Alpha Cuts
Fuzzy sets can be represented as a crisp set for a given value of membership α.
This module provides functions to convert between fuzzy sets and alpha cut representations.
For this module, an Alpha Cut is represented as a python set and refers to the crisp set that is is true for a specific alpha value.
The term Alpha Range is used to refer to a dataclass that represents a crisp set that is true for a range of alpha values (between its min and max).
- class fuzzy_sets.alpha.AlphaRange(alpha_min: float, alpha_max: float, crisp_set: set[Any])
- Bases: - object- A crisp set that is true between a min and a max alpha value. - alpha_min[float]
- The minimum alpha value for which the crisp set is true. Between 0 and 1. 
 - alpha_max[float]
- The maximum alpha value for which the crisp set is true. Between 0 and 1. 
 - crisp_set[set, Any]
- The set of values. 
 - alpha_max: float
 - alpha_min: float
 - crisp_set: set[Any]
 
- fuzzy_sets.alpha.alpha_cut(fuzzy_set: FuzzySet, alpha: float) {typing.Any}
- Return the crisp set for a given alpha value. - Parameters:
- fuzzy_set – The fuzzy set. 
- alpha[float] – The alpha value (between 0 and 1) 
 
- Returns:
- The crisp set. 
- Return type:
- set[Any] 
- Raises:
- ValueError – If alpha is not between 0 and 1. 

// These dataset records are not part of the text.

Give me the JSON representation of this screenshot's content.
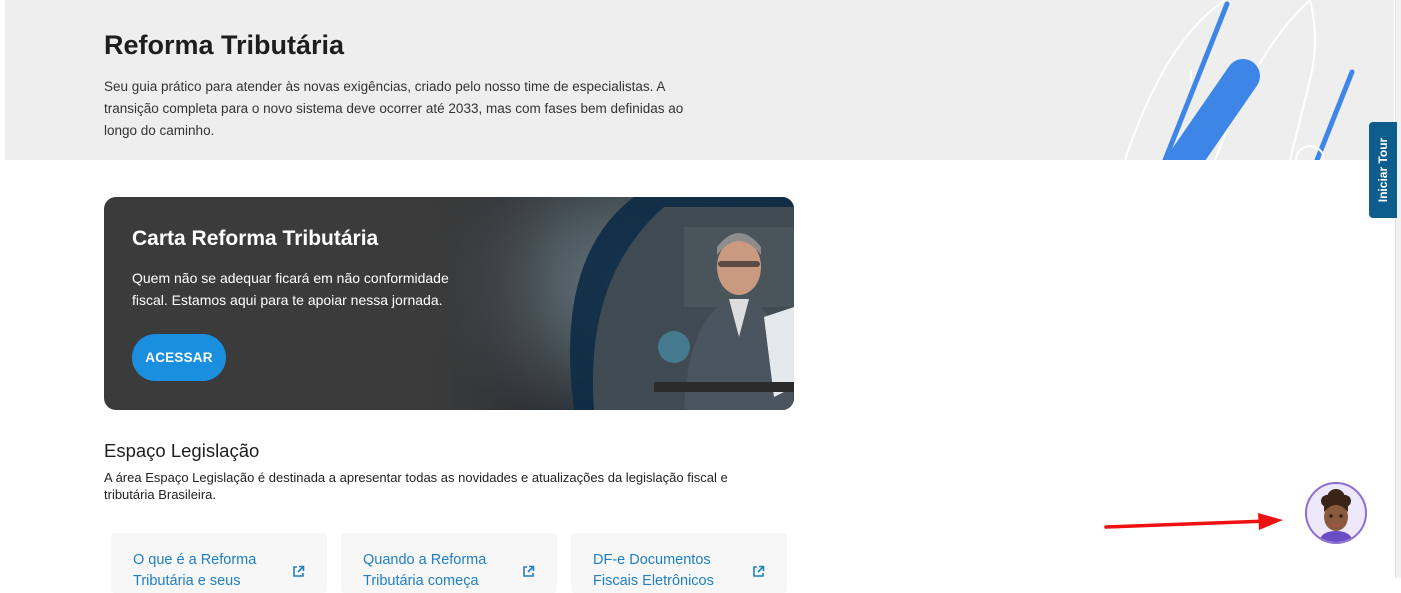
{
  "hero": {
    "title": "Reforma Tributária",
    "description": "Seu guia prático para atender às novas exigências, criado pelo nosso time de especialistas. A transição completa para o novo sistema deve ocorrer até 2033, mas com fases bem definidas ao longo do caminho."
  },
  "tour": {
    "label": "Iniciar Tour"
  },
  "promo": {
    "title": "Carta Reforma Tributária",
    "description": "Quem não se adequar ficará em não conformidade fiscal. Estamos aqui para te apoiar nessa jornada.",
    "button_label": "ACESSAR"
  },
  "legislacao": {
    "title": "Espaço Legislação",
    "description": "A área Espaço Legislação é destinada a apresentar todas as novidades e atualizações da legislação fiscal e tributária Brasileira.",
    "cards": [
      {
        "title": "O que é a Reforma Tributária e seus"
      },
      {
        "title": "Quando a Reforma Tributária começa"
      },
      {
        "title": "DF-e Documentos Fiscais Eletrônicos"
      }
    ]
  },
  "colors": {
    "accent": "#1a8fe0",
    "link": "#1f7fc4",
    "tour_tab": "#0d5e8c",
    "deco_blue": "#3d86e8",
    "annotation_arrow": "#ee1111"
  }
}
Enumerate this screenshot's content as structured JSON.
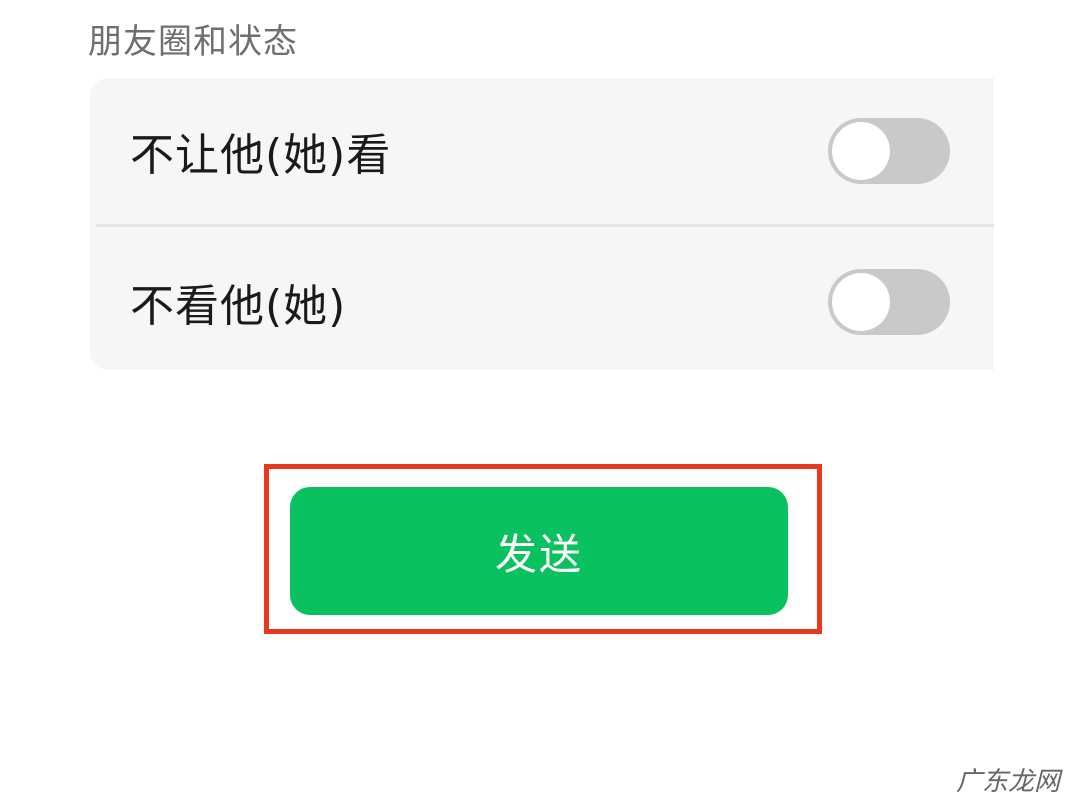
{
  "section": {
    "title": "朋友圈和状态"
  },
  "settings": [
    {
      "label": "不让他(她)看",
      "enabled": false
    },
    {
      "label": "不看他(她)",
      "enabled": false
    }
  ],
  "actions": {
    "send_label": "发送"
  },
  "watermark": "广东龙网",
  "colors": {
    "send_button": "#0ac160",
    "highlight_frame": "#e8381f",
    "toggle_off": "#c9c9c9",
    "card_background": "#f6f6f6"
  }
}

 - Examples - >>> fuzzy_set = FuzzySet( {FuzzySetMember(1, 0.2), FuzzySetMember(2, 0.4), FuzzySetMember(3, 0.6), FuzzySetMember(4, 0.8)} ) >>> alpha_cut(fuzzy_set, 0.5) {3, 4} 
- fuzzy_sets.alpha.alpha_ranges(fuzzy_set: FuzzySet) list[AlphaRange]
- Produce an alpha cut representation of a fuzzy set. - Parameters:
- fuzzy_set (FuzzySet) – The fuzzy set to represent/convert. 
- Returns:
- A list of alpha ranges that represent the fuzzy set. 
- Return type:
- list[AlphaRange] 
 - Examples - >>> froodiness = FuzzySet( { FuzzySetMember("Ford Prefect", 1.0), FuzzySetMember("Zaphod Beeblebrox", 1.0), FuzzySetMember("Trillian", 0.7), FuzzySetMember("Fenchurch", 0.7), FuzzySetMember("Slartibartfast", 0.6), FuzzySetMember("Arthur Dent", 0.5), FuzzySetMember("Deep Thought", 0.4), FuzzySetMember("Agrajag", 0.3), FuzzySetMember("The poor whale", 0.2), FuzzySetMember("Marvin", 0.1), FuzzySetMember("Vogon", 0.1), } ) >>> print("Froodiness:", froodiness) Froodiness: Vogon/0.1 + Marvin/0.1 + The poor whale/0.2 + Agrajag/0.3 + Deep Thought/0.4 + Arthur Dent/0.5 + Slartibartfast/0.6 + Trillian/0.7 + Fenchurch/0.7 + Ford Prefect/1.0 + Zaphod Beeblebrox/1.0 >>> ranges = alpha_ranges(froodiness) >>> print("\n".join([str(range) for range in ranges])) {Agrajag, Arthur Dent, Deep Thought, Fenchurch, Ford Prefect, Marvin, Slartibartfast, The poor whale, Trillian, Vogon, Zaphod Beeblebrox}: α ∈ (0.0, 0.1] {Agrajag, Arthur Dent, Deep Thought, Fenchurch, Ford Prefect, Slartibartfast, The poor whale, Trillian, Zaphod Beeblebrox}: α ∈ (0.1, 0.2] {Agrajag, Arthur Dent, Deep Thought, Fenchurch, Ford Prefect, Slartibartfast, Trillian, Zaphod Beeblebrox}: α ∈ (0.2, 0.3] {Arthur Dent, Deep Thought, Fenchurch, Ford Prefect, Slartibartfast, Trillian, Zaphod Beeblebrox}: α ∈ (0.3, 0.4] {Arthur Dent, Fenchurch, Ford Prefect, Slartibartfast, Trillian, Zaphod Beeblebrox}: α ∈ (0.4, 0.5] {Fenchurch, Ford Prefect, Slartibartfast, Trillian, Zaphod Beeblebrox}: α ∈ (0.5, 0.6] {Fenchurch, Ford Prefect, Trillian, Zaphod Beeblebrox}: α ∈ (0.6, 0.7] {Ford Prefect, Zaphod Beeblebrox}: α ∈ (0.7, 1.0] 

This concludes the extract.